Mailing-List: contact hadoop-dev-help@lucene.apache.org; run by ezmlm
Precedence: bulk
Reply-To: hadoop-dev@lucene.apache.org
Received-SPF: pass (herse.apache.org: local policy)
Message-ID: <4574AF58.5060508@dragonflymc.com>
Date: Mon, 04 Dec 2006 17:29:28 -0600
From: Dennis Kubes <nutch-dev@dragonflymc.com>
User-Agent: Thunderbird 1.5.0.8 (Windows/20061025)
MIME-Version: 1.0
To: hadoop-dev@lucene.apache.org
Subject: Re: distributed search
References: <J9AXT0$E4F3E8F02192B33F0BC34105F9B9AFA3@libero.it>
 <45749880.7060008@dragonflymc.com> <45749DDD.9030005@getopt.org>
In-Reply-To: <45749DDD.9030005@getopt.org>
Content-Type: text/plain; charset=UTF-8; format=flowed
Content-Transfer-Encoding: 7bit

All,

We have two version of a type of index splitter.  The first version 
would run an indexing job and then using the completed index as input 
would read the number of documents in the index and take a requested 
split size.  From this it used a custom index input format to create 
splits according to document id.   We would run a job that would map out 
index urls as keys and documents with their ids wrapped in a 
SerializableWritable object as the values.  Then inside of a second job 
using the index as input we would have a MapRunner that would read the 
other supporting databases (linkdb, segments) and map all objects as 
ObjectWritables.  Then on the reduce we had a custom Output and 
OutputFormat that took all of the objects and wrote out the databases 
and indexes into each split.

There was a problem with this first approach though in that writing out 
an index from a previously serialized document would lose any fields 
that are not stored (which is most).  So we went with a second approach.
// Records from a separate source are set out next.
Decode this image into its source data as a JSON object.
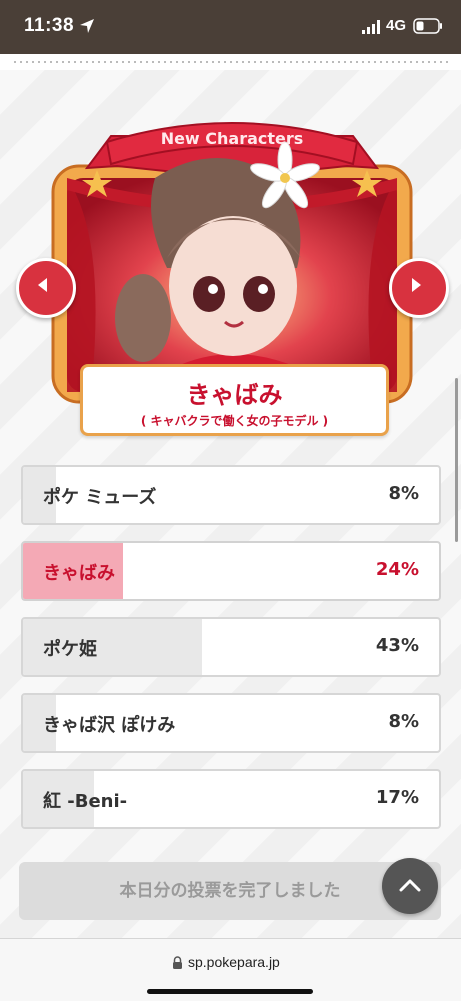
{
  "status_bar": {
    "time": "11:38",
    "network": "4G"
  },
  "banner": {
    "ribbon_text": "New Characters",
    "character_name": "きゃばみ",
    "character_description": "( キャバクラで働く女の子モデル )"
  },
  "poll": {
    "options": [
      {
        "label": "ポケ ミューズ",
        "percent_text": "8%",
        "percent": 8,
        "selected": false
      },
      {
        "label": "きゃばみ",
        "percent_text": "24%",
        "percent": 24,
        "selected": true
      },
      {
        "label": "ポケ姫",
        "percent_text": "43%",
        "percent": 43,
        "selected": false
      },
      {
        "label": "きゃば沢 ぽけみ",
        "percent_text": "8%",
        "percent": 8,
        "selected": false
      },
      {
        "label": "紅 -Beni-",
        "percent_text": "17%",
        "percent": 17,
        "selected": false
      }
    ],
    "completed_label": "本日分の投票を完了しました"
  },
  "browser": {
    "url": "sp.pokepara.jp"
  },
  "colors": {
    "accent": "#c8102e",
    "nav_button": "#d8323f",
    "status_bar": "#4a3f37",
    "selected_fill": "#f4a9b5"
  },
  "icons": [
    "location-arrow-icon",
    "signal-icon",
    "battery-icon",
    "chevron-left-icon",
    "chevron-right-icon",
    "chevron-up-icon",
    "lock-icon"
  ]
}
The second approach takes a number of splits and runs through an 
indexing job on the fly.  It calls the indexing and scoring filters.  It 
uses the linkdb, crawldb, and segments as input.  As it indexes is also 
splits the databases and indexes into the number of reduce tasks so that 
the final output is multiple splits each hold a part of the index and 
its supporting databases.  Each of  the databases holds only the 
information for the urls that are in its part of the index.  These parts 
can then be pushed to separate search servers.  This type of splitting 
works well but you can NOT define a specific number of documents or urls 
per split and sometimes one split will have alot more urls than another 
if you are indexing some sites that have alot of pages (i.e. wikipedia 
or cnn archives).  This is currently how our system works.  We fetch, 
invert links, run through some other processes, and then index and split 
on the fly.  Then we use python scripts to pull each split directly from 
the DFS to each search server and then start the search servers.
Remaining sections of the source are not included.